Now this grizzling. I was celebrated for that. I remember clearly I could grizzle for hours without stopping. Not crying, you understand; just that tormenting, intermittent succession of shuddering sobs that drives people mad. And it was this grizzling that was to lead to my first traumatic experience:
Soon after that Christmas, just after my third birthday, Mum went into hospital with some gynaecological complaint. Unable to cope alone, Dad hurriedly deposited Sid and me with some friends in Higham Road, East Ham, reasoning that as Bill and Madge Gregory already had a sizeable brood of their own, two more wouldn't make a great deal of difference.

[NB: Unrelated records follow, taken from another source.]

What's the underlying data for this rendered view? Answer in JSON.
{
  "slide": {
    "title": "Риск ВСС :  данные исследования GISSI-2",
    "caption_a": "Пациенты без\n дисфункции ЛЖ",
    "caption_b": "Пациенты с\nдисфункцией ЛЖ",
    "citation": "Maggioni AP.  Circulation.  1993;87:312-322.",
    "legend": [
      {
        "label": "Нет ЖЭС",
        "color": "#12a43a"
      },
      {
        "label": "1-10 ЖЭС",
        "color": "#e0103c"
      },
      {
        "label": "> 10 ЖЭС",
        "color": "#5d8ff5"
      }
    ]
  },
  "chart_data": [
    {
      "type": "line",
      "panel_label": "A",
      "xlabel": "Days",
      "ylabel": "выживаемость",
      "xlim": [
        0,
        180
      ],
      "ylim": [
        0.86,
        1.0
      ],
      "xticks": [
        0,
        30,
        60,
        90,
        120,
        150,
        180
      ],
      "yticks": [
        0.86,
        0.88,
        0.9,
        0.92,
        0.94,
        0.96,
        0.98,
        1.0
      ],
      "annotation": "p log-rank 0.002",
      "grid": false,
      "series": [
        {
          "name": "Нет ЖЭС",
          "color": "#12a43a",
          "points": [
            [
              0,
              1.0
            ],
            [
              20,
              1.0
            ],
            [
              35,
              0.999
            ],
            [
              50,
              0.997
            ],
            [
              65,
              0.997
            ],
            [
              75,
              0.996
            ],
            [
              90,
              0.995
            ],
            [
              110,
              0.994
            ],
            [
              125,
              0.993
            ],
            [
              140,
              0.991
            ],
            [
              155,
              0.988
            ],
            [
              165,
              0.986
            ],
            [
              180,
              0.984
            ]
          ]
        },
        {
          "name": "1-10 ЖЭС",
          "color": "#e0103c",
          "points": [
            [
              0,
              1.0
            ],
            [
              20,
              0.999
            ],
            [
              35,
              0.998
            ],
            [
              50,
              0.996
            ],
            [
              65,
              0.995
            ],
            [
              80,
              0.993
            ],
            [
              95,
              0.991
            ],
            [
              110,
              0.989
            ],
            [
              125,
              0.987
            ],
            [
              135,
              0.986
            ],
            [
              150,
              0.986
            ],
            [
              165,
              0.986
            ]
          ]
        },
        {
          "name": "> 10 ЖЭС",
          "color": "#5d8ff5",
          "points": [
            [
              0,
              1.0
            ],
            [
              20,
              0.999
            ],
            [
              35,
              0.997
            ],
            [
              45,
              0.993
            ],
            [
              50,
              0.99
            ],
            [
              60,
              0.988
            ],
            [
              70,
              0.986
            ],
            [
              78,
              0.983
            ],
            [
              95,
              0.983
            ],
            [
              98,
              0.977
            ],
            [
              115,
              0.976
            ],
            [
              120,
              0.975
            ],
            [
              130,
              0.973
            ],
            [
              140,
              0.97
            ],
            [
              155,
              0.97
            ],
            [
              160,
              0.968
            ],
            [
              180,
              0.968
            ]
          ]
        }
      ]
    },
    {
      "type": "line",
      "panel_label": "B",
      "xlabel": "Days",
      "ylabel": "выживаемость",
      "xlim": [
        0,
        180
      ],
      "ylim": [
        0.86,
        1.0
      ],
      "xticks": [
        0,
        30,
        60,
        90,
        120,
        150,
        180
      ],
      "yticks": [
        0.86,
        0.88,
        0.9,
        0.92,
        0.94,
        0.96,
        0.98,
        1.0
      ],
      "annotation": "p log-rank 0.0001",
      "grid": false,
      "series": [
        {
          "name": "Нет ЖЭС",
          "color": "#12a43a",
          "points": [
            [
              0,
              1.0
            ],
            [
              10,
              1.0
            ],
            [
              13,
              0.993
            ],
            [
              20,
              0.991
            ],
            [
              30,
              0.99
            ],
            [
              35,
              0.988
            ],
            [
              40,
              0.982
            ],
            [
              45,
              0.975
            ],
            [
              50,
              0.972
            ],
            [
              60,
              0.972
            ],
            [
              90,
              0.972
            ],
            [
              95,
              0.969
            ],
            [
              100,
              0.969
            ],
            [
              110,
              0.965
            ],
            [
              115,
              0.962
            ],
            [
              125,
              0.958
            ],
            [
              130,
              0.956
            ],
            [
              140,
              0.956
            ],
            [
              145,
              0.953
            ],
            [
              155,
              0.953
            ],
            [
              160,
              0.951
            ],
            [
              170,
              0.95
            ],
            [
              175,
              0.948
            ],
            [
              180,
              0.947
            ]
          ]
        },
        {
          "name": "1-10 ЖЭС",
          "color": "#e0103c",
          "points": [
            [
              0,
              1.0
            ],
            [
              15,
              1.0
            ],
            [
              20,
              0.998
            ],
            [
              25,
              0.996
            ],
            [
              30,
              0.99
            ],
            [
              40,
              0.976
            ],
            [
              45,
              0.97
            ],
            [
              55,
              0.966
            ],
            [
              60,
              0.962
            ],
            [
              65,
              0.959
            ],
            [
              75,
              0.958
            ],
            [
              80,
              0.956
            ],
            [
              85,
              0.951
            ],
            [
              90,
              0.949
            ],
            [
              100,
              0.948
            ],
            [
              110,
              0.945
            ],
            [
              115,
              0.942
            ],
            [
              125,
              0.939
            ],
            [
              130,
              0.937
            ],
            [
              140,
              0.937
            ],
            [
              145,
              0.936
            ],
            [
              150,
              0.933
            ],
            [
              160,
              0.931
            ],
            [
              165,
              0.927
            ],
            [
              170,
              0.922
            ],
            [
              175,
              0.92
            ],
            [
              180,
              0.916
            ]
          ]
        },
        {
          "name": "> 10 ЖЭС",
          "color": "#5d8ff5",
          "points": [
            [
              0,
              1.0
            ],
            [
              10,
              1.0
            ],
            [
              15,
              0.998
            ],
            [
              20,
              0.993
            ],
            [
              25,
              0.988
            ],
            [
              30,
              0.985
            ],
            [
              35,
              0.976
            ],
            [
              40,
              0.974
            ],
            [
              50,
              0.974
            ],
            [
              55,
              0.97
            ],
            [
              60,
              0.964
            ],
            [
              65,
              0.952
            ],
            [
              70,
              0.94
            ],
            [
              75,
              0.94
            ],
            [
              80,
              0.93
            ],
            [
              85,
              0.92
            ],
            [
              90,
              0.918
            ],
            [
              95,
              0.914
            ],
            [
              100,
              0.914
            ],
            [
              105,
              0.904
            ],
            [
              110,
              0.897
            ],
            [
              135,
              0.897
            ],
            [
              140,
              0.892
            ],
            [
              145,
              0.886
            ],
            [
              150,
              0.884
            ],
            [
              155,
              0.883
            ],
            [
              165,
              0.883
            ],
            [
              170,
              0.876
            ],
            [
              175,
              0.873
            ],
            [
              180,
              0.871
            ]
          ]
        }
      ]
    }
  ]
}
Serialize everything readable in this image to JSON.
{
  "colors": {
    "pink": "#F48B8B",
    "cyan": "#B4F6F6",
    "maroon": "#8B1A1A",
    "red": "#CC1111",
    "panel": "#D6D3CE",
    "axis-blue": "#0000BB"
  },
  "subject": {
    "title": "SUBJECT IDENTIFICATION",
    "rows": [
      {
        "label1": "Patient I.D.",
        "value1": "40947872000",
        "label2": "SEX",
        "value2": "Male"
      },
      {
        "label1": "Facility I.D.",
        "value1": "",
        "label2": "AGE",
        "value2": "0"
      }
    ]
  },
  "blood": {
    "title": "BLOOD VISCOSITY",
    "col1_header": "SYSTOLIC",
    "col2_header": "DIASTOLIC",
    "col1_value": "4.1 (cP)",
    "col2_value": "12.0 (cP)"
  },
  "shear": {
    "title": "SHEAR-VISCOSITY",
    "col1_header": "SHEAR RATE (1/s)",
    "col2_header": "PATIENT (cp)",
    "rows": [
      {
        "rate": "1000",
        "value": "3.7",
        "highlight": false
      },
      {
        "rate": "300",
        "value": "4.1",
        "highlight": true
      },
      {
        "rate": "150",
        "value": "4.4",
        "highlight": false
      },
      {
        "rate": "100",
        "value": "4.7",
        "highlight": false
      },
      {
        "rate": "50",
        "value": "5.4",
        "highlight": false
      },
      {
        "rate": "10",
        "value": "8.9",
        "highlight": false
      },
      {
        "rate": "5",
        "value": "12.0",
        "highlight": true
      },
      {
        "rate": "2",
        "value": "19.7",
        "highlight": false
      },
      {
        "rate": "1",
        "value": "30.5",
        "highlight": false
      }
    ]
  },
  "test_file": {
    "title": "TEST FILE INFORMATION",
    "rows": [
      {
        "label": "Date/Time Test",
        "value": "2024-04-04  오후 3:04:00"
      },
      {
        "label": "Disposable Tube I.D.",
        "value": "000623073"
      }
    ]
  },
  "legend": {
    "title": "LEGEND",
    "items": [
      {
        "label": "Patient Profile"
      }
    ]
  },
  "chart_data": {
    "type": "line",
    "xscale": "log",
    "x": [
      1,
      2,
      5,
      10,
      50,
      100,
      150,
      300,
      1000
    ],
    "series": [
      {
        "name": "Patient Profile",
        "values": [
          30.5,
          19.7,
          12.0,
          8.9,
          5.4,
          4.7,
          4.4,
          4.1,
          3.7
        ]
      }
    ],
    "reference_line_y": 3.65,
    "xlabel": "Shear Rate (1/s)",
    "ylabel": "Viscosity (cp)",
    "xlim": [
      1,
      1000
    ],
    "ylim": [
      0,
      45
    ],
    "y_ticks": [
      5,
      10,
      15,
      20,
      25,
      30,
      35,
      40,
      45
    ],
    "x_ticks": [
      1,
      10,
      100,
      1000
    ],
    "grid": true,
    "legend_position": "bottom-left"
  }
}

Naturally, I grizzled and grizzled for Mum. All I wanted was Mum. Nothing could satisfy me but Mum, and all I could do was grizzle in expectation that it would surely hasten her return. As you can imagine, two days of this and Bill and Madge Gregory had just about had enough. Having reached the end of their tether, on the third morning Bill led me by the ear out of the back door and into the lean-to, where he proceeded to lift me ignominiously off the ground by my braces and hang me on a hook, leaving me to kick and scream for an hour or so, rightly judging that this would give me `something to cry for'.
Mum came out of hospital and duly came to collect us. On the bus home to Dagenham, Sid told her all about my `suspension' ordeal and, to my utter delight, she was furious. Bill Gregory was going to get a piece of her mind, she said. After a look at my bruises and an even quicker cup of tea, we all took the return bus to East Ham, got off at East Ham Station, and marched down Higham Road to have it out with him. All the way I was trying to imagine how one gave someone else `a piece of your mind' and was just dying to find out.
`You cruel bastard!' she shouted at Bill, without an ounce of brains leaving her body - which I have to confess I found rather disappointing - `That's downright cruelty, that is! You could've done the poor little sod a mischief. A permanent mischief. You should see his little whatsits. All bruised, they are! I've a good mind to get the law on you.'
I believe Bill Gregory answered to the effect that it would be worth it and, with any luck, could mean that mankind would be spared another of my ilk.